Linear search:
Algorithm:
- Start at the beginning: Start your search from the first item in the list.
- ** Comparison:** Compare each element sequentially with the target.
- Matching found: If a match is found, return the index.
- No Match
Pseudocode:
function linearSearch(arr, target):
for i from 0 to length(arr)-1:
if arr[i] equals target:
return i
return -1
Real life example:
Consider looking for specific items in your shopping bag. You go through each item until you find what you're looking for.
Asymptotic Notation:
- Time complexity: O(n) (linear time complexity)
Use judgment and opinion:
- Suitable for small databases or unordered lists.
- Simplicity and ease of implementation make it a good choice for basic research requirements.
- Linear search is important when the data is not sorted in any order.
Binary search:
Algorithm:
- Organize the list: Make sure the list is organized before starting the search.
- Define pointers: Set pointers low and high to the beginning and end of the list.
- Average calculation: Calculate the average of the current search area.
- Comparison: Return the pointer if the middle element is the same as the target.
- Adjust the pointers: If the target is less than the middle element, repeat the process in the left half; otherwise, repeat on the right half.
- Repeat: Continue until the target is found or the pointer converges.
Pseudocode:
binary search function (ar, target):
organize
below = 0
height = length (ar) - 1
if low == high:
average = (low + high) / 2
if ar [middle] is equal to target:
back to the middle
else ar [middle] <target:
low = medium + 1
other
high = medium - 1
return -1
Real life example:
Consider looking up specific words in an organized dictionary. You open the book in the middle, determine whether the word is in the first half or the second, and repeat until you find the word.
Asymptotic Notation:
- Time complexity: O(log n) (logarithmic time complexity)
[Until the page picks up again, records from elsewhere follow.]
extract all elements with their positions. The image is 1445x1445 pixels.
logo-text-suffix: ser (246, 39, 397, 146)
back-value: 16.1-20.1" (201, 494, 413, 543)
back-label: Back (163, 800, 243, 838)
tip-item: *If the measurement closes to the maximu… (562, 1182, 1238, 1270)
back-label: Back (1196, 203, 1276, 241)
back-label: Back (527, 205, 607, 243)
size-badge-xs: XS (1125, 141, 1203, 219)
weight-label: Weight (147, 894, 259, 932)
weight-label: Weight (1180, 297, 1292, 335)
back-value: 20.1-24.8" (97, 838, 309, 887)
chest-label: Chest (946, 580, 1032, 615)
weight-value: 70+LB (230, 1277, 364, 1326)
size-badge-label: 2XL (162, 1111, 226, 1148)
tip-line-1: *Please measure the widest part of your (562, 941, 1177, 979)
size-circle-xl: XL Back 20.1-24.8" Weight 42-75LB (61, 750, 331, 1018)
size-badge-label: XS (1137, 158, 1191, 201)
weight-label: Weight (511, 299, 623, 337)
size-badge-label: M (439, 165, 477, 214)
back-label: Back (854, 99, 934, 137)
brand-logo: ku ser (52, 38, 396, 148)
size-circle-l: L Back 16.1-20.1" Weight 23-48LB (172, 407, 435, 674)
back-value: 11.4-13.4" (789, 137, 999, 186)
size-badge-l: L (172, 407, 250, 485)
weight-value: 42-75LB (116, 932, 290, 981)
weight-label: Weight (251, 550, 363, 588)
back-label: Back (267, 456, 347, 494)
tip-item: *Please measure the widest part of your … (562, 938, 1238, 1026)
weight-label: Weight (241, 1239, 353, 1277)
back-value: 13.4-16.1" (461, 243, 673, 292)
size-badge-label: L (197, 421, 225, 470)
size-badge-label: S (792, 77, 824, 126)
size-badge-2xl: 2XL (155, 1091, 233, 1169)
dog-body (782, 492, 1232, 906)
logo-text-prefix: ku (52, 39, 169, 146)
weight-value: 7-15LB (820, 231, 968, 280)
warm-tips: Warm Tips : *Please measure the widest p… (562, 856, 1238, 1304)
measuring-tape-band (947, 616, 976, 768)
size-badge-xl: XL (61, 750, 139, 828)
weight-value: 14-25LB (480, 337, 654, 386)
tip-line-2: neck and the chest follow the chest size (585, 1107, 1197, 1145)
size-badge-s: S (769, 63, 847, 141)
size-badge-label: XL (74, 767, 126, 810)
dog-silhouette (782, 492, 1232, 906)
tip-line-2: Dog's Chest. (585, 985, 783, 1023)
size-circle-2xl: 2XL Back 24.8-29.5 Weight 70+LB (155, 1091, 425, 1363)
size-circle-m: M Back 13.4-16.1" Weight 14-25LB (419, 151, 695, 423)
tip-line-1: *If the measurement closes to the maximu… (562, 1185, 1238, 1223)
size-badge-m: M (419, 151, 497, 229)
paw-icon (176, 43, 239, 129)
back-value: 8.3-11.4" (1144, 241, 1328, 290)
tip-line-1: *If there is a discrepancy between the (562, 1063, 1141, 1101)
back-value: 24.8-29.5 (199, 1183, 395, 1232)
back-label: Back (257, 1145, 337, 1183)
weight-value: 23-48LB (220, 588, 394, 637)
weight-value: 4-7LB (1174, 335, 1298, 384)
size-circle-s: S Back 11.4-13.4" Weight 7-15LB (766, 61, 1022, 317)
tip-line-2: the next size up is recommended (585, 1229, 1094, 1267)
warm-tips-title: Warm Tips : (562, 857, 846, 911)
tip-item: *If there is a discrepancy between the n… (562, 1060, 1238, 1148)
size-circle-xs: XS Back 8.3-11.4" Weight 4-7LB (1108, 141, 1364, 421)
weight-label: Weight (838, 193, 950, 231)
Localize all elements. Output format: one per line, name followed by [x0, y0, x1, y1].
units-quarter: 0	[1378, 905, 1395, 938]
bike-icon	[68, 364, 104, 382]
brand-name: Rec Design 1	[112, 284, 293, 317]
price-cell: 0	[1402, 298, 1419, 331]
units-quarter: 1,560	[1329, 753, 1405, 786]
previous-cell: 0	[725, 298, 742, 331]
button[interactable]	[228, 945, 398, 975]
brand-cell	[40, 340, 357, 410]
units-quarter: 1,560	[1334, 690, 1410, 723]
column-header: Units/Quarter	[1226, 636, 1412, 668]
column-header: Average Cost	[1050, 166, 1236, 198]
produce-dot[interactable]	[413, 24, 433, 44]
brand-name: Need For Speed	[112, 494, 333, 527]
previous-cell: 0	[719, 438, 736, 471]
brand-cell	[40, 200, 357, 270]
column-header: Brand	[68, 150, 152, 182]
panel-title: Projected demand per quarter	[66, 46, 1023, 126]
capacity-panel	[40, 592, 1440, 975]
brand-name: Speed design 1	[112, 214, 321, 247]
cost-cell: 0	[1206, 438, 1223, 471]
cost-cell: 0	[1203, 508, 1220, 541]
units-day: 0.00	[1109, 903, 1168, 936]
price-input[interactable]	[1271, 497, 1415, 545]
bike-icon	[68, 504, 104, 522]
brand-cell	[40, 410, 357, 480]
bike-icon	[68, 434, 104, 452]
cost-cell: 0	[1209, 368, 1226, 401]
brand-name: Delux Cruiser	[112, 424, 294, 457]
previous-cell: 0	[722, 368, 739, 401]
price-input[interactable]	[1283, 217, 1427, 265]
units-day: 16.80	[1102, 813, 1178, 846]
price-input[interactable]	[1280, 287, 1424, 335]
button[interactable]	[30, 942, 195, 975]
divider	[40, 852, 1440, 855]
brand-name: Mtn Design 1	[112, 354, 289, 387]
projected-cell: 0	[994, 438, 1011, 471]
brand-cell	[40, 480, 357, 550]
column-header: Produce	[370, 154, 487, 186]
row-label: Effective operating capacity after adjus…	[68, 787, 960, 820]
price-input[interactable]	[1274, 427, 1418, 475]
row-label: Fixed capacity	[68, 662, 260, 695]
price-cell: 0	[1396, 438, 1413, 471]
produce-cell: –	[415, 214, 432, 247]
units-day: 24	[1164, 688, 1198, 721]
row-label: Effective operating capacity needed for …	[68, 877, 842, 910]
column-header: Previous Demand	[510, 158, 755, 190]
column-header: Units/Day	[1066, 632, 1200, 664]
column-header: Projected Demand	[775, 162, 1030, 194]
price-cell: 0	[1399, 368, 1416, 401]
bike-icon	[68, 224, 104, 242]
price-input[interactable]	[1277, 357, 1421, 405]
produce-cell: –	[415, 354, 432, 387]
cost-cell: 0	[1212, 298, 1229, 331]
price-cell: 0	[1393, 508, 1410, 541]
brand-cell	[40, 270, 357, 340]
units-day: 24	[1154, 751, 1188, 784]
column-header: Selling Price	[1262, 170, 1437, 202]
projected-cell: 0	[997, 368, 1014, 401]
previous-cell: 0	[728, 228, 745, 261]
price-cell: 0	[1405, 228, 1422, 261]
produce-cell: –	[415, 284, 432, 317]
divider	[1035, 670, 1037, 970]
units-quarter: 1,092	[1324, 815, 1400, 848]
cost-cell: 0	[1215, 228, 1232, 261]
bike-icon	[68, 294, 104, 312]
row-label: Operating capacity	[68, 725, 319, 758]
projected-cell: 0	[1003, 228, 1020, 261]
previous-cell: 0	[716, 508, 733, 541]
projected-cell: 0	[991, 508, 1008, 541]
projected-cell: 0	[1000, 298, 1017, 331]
Use Cases and Considerations:
- Very efficient for large databases, especially when the data is ordered.
- Binary search does not apply to unstructured data because it depends on the ability to partition the search space.
The results:
Understanding the nuances of linear and binary search allows you to choose the right algorithm based on the characteristics of your data and the specific requirements of your search operation. Simplicity and versatility (linear search) or efficiency and structured data (binary search) are the most important, this algorithm offers a valuable tool for searching data in various scenarios.